Hmmm now give me a job fixing those Blackhawks here in Germany. I am slowly losing my patience.


----------



## twoeagles (Jan 22, 2007)

You're exactly what they need, Adler - just have to get you lashed up with
the right people.


----------



## DerAdlerIstGelandet (Jan 22, 2007)

Im trying man. That is all it is about, knowing the right people.


----------



## Matt308 (Jan 22, 2007)

Keep at it, Adler.


----------



## DerAdlerIstGelandet (Jan 22, 2007)

Oh I wont give up. It just annoys me because in the states I would have been working on aircraft again months ago. The job market is way open and very good pay checks as well. 

I just wish my wife would hurry up with her university so I can get on with it. The things you do for your loved ones!!!!! Ahhh shoot me!


----------



## the lancaster kicks ass (Jan 23, 2007)

how much longer is she gonna be?


----------



## DerAdlerIstGelandet (Jan 23, 2007)

2 more years and she has her masters.


----------



## the lancaster kicks ass (Jan 26, 2007)

in that case i hope you're good at playing patience


----------



## DerAdlerIstGelandet (Jan 26, 2007)

Naw I think in the next few months a position will open up for me at the hanger.
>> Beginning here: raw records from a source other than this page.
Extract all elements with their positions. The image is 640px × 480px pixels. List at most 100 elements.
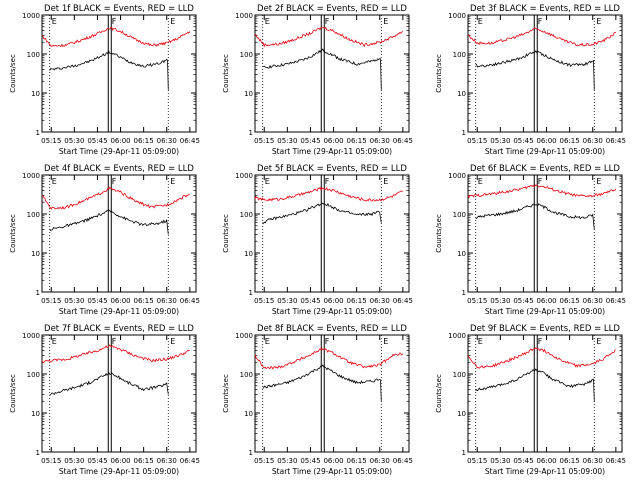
marker-label: E <box>170 337 175 346</box>
y-tick-label: 1 <box>249 289 253 297</box>
x-tick-label: 06:15 <box>560 137 580 145</box>
y-tick-label: 1000 <box>235 332 253 340</box>
y-tick-label: 1000 <box>22 332 40 340</box>
series-line-events <box>475 203 595 230</box>
x-tick-label: 06:15 <box>560 457 580 465</box>
x-tick-label: 06:30 <box>157 457 177 465</box>
y-tick-label: 1 <box>462 289 466 297</box>
x-tick-label: 05:15 <box>467 297 487 305</box>
plot-frame <box>254 14 410 133</box>
x-tick-label: 05:30 <box>64 137 84 145</box>
series-line-events <box>49 371 169 396</box>
series-line-lld <box>467 184 617 199</box>
series-line-events <box>475 50 595 90</box>
marker-label: E <box>596 17 601 26</box>
chart-panel-5: Det 5f BLACK = Events, RED = LLD Start Ti… <box>222 164 413 316</box>
chart-panel-7: Det 7f BLACK = Events, RED = LLD Start Ti… <box>9 324 200 476</box>
x-tick-label: 06:00 <box>536 457 556 465</box>
marker-label: E <box>383 337 388 346</box>
series-line-lld <box>467 347 616 369</box>
chart-title: Det 6f BLACK = Events, RED = LLD <box>470 164 620 174</box>
chart-title: Det 5f BLACK = Events, RED = LLD <box>257 164 407 174</box>
y-tick-label: 1000 <box>448 332 466 340</box>
x-tick-label: 06:00 <box>323 137 343 145</box>
chart-panel-1: Det 1f BLACK = Events, RED = LLD Start Ti… <box>9 4 200 156</box>
series-line-events <box>262 364 382 402</box>
y-tick-label: 100 <box>453 51 466 59</box>
y-axis-label: Counts/sec <box>435 374 443 413</box>
y-tick-label: 100 <box>27 371 40 379</box>
x-tick-label: 05:45 <box>513 137 533 145</box>
y-axis-label: Counts/sec <box>435 214 443 253</box>
x-tick-label: 06:30 <box>583 297 603 305</box>
x-axis-label: Start Time (29-Apr-11 05:09:00) <box>272 307 392 316</box>
chart-panel-2: Det 2f BLACK = Events, RED = LLD Start Ti… <box>222 4 413 156</box>
marker-label: E <box>265 177 270 186</box>
chart-panel-6: Det 6f BLACK = Events, RED = LLD Start Ti… <box>435 164 626 316</box>
x-tick-label: 06:15 <box>134 137 154 145</box>
x-tick-label: 05:15 <box>254 457 274 465</box>
marker-label: F <box>325 17 330 26</box>
y-tick-label: 1 <box>462 449 466 457</box>
marker-label: E <box>170 17 175 26</box>
y-tick-label: 10 <box>244 410 253 418</box>
x-tick-label: 06:30 <box>370 297 390 305</box>
y-tick-label: 1 <box>249 129 253 137</box>
series-line-lld <box>41 186 191 210</box>
y-tick-label: 10 <box>31 410 40 418</box>
x-tick-label: 05:30 <box>64 457 84 465</box>
marker-label: F <box>112 17 117 26</box>
chart-title: Det 8f BLACK = Events, RED = LLD <box>257 324 407 334</box>
marker-label: E <box>478 337 483 346</box>
x-tick-label: 06:15 <box>347 137 367 145</box>
y-tick-label: 10 <box>244 90 253 98</box>
x-tick-label: 06:30 <box>583 137 603 145</box>
x-tick-label: 06:45 <box>393 297 413 305</box>
marker-label: E <box>52 337 57 346</box>
plot-frame <box>467 14 623 133</box>
marker-label: F <box>325 337 330 346</box>
marker-label: E <box>596 337 601 346</box>
x-tick-label: 05:45 <box>87 457 107 465</box>
chart-panel-8: Det 8f BLACK = Events, RED = LLD Start Ti… <box>222 324 413 476</box>
y-tick-label: 1000 <box>448 172 466 180</box>
x-tick-label: 06:45 <box>180 297 200 305</box>
x-tick-label: 06:45 <box>606 457 626 465</box>
series-line-lld <box>41 26 191 48</box>
y-tick-label: 1 <box>36 289 40 297</box>
x-axis-label: Start Time (29-Apr-11 05:09:00) <box>272 147 392 156</box>
x-tick-label: 05:45 <box>513 457 533 465</box>
y-tick-label: 10 <box>457 90 466 98</box>
y-tick-label: 100 <box>240 51 253 59</box>
y-axis-label: Counts/sec <box>222 54 230 93</box>
marker-label: F <box>538 177 543 186</box>
series-line-lld <box>467 27 617 47</box>
series-line-events <box>475 368 595 402</box>
x-axis-label: Start Time (29-Apr-11 05:09:00) <box>485 467 605 476</box>
chart-title: Det 3f BLACK = Events, RED = LLD <box>470 4 620 14</box>
x-tick-label: 05:30 <box>277 457 297 465</box>
x-tick-label: 06:30 <box>370 137 390 145</box>
x-axis-label: Start Time (29-Apr-11 05:09:00) <box>272 467 392 476</box>
x-tick-label: 05:30 <box>490 297 510 305</box>
y-tick-label: 100 <box>27 51 40 59</box>
series-line-lld <box>41 344 190 363</box>
marker-label: E <box>596 177 601 186</box>
y-tick-label: 10 <box>31 250 40 258</box>
series-line-events <box>49 50 169 90</box>
marker-label: E <box>170 177 175 186</box>
x-tick-label: 06:45 <box>606 137 626 145</box>
x-tick-label: 05:30 <box>490 457 510 465</box>
x-tick-label: 06:45 <box>180 137 200 145</box>
x-tick-label: 05:15 <box>467 137 487 145</box>
x-axis-label: Start Time (29-Apr-11 05:09:00) <box>59 467 179 476</box>
x-tick-label: 06:00 <box>110 137 130 145</box>
x-tick-label: 06:00 <box>110 297 130 305</box>
x-tick-label: 06:30 <box>157 137 177 145</box>
y-axis-label: Counts/sec <box>9 374 17 413</box>
series-line-events <box>49 209 169 235</box>
chart-panel-9: Det 9f BLACK = Events, RED = LLD Start Ti… <box>435 324 626 476</box>
chart-title: Det 9f BLACK = Events, RED = LLD <box>470 324 620 334</box>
I have someone trying to pull some strings for me.


----------



## mkloby (Jan 28, 2007)

Maim someone - then your position would open up a heck of a lot sooner


----------



## DerAdlerIstGelandet (Jan 28, 2007)

That thought has allready crossed my mind.


----------



## mkloby (Jan 29, 2007)

DerAdlerIstGelandet said:


> That thought has allready crossed my mind.



You dirty tricky man


----------